Além disso, o mundo está avançando para novas matrizes energéticas que, de fato, não enxergam mais o pré-sal como estratégia. Vivemos atualmente a expansão de fontes não convencionais – shale gas e do tight oil – além da expansão de outras regiões ofertantes – Ártico, Groenlândia e Alasca.

As barreiras impostas aos investidores estrangeiros e a capitalização mal sucedida da Petrobrás inviabilizaram a exploração do pré-sal e mantiveram o dinamismo produtivo apenas nas áreas do pré-sal ainda sujeitas ao demonizado modelo de concessão.

Portanto, é real que a produtividade brasileira bata recordes nos campos do pré-sal. Mas a verdade que não contam dessa realidade é que nessas áreas a Petrobrás não é operadora única, não ingressou obrigatoriamente com 30% nos consórcios e pode, caso não seja de seu interesse, nem mesmo participar das operações.

Tanto é que a estatal norueguesa Statoil comprou o bloco BM-S-8 do pré-sal na bacia de Santos por haver a possibilidade no modelo de concessão. Enquanto isso, o campo de Libra, única experiência do modelo de partilha até agora, nem mesmo começou a produzir.
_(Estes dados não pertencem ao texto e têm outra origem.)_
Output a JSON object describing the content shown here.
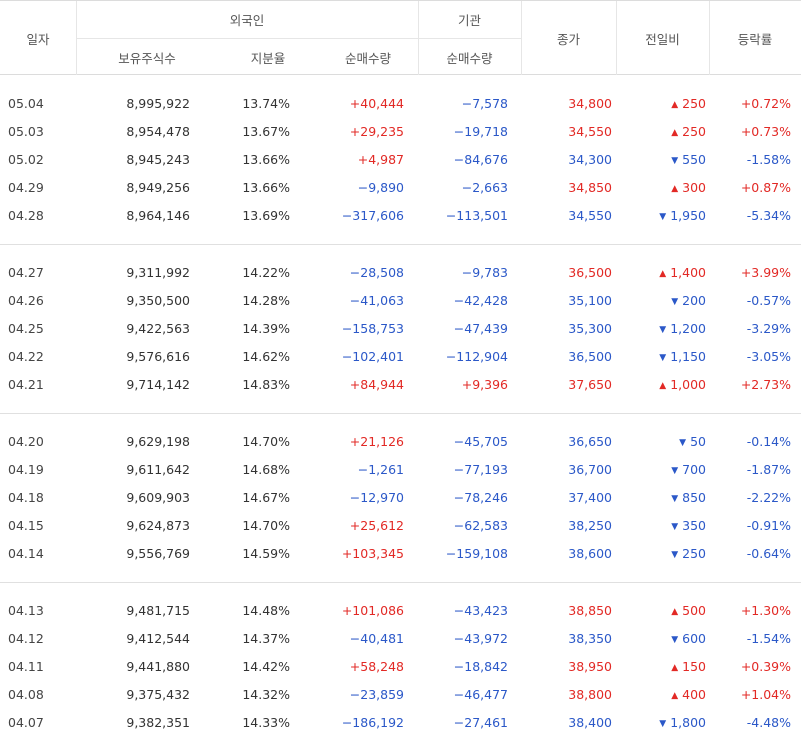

Ao esquecer que as reservas se tornam riqueza de verdade apenas após a sua extração e comercialização, o fetiche mercantilista do Governo brasileiro resultou em um verdadeiro fracasso para a indústria petrolífera em um momento de auge no valor das commodities. Assim, são bem-vindas as alterações trazidas pela Câmara dos Deputados.

Se o governo petista quis deixar sua marca com a exploração do pré-sal, é possível dizer que deixou. Mas isso não é motivo de orgulho. Não podemos continuar confundindo a indústria petrolífera no Brasil com a Petrobrás.